Günümüzde teleskopların görüş alanı içinde yaklaşık olarak 100 önünde 18 sıfır adet yıldız bulunmaktadır. Hubble Teleskopu’nun devreye girmesiyle bu rakam biraz daha büyüdü elbette…Bu yıldızların binde birinde yaşam ve canlılık için elverişli koşullar olduğunu kabul etsek, geriye 100 önünde 10-12 sıfır adet yıldız kalıyor… Bunların da binde birinde yaşama uygun atmosferin bulunduğunu farz etsek, geriye 100 önünde 9-10 sıfır adet yıldız kalmaktadır.

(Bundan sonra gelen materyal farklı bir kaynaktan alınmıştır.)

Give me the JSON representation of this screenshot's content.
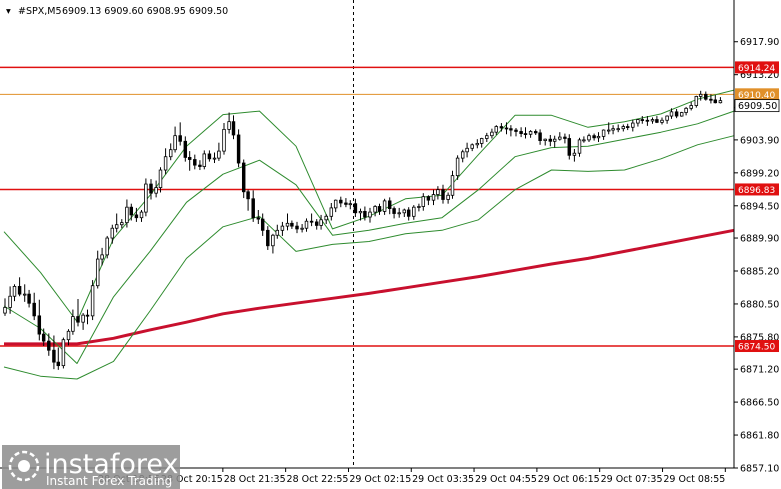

Daha da ileri giderek, bunlarında binde birinde yaşamın ortaya çıktığını varsayarsak, şu anda üzerinde yaşam ya da canlılık olan 100 milyon gezegen bulunması gerektiği ortaya çıkar. Teleskoplar geliştirildikçe(Hubble örneğinde olduğu gibi…) görülebilen yıldız sayısının da arttığını burada anımsamakta yarar görüyoruz.

 

 

Bu arada, eğer evrenlerde yeryüzünden daha yaşlı ve yeryüzü koşullarını yaşayarak evrimleşmiş gezegenler varsa, o gezegenler üzerinde tezahür eden varlıklar, bu günkü dünya beşerinin vardığı evrim düzeyini çoktan geçmiş olmalılar… O gezegenlerdeki zeki varlıklar; şuursal gelişimlerini, kendi gezegenlerinden daha genç olanlarda yaşayan zeki varlıklardan çok daha önce geçirmiş olacaklarından, uzaya açılma konusundaki öncelik de hiç kuşkusuz o şuurlu varlıkların olacaktır. Dünya beşeriyeti bugün bilinen teknolojik aşamaya geldiğine göre, gezegenimizden çok daha kadîm zamanlarda bu evrimi geçirmiş olan bir gezegendeki varlıklar, acaba şimdi hangi evrim düzeyinde bulunmaktadır ?!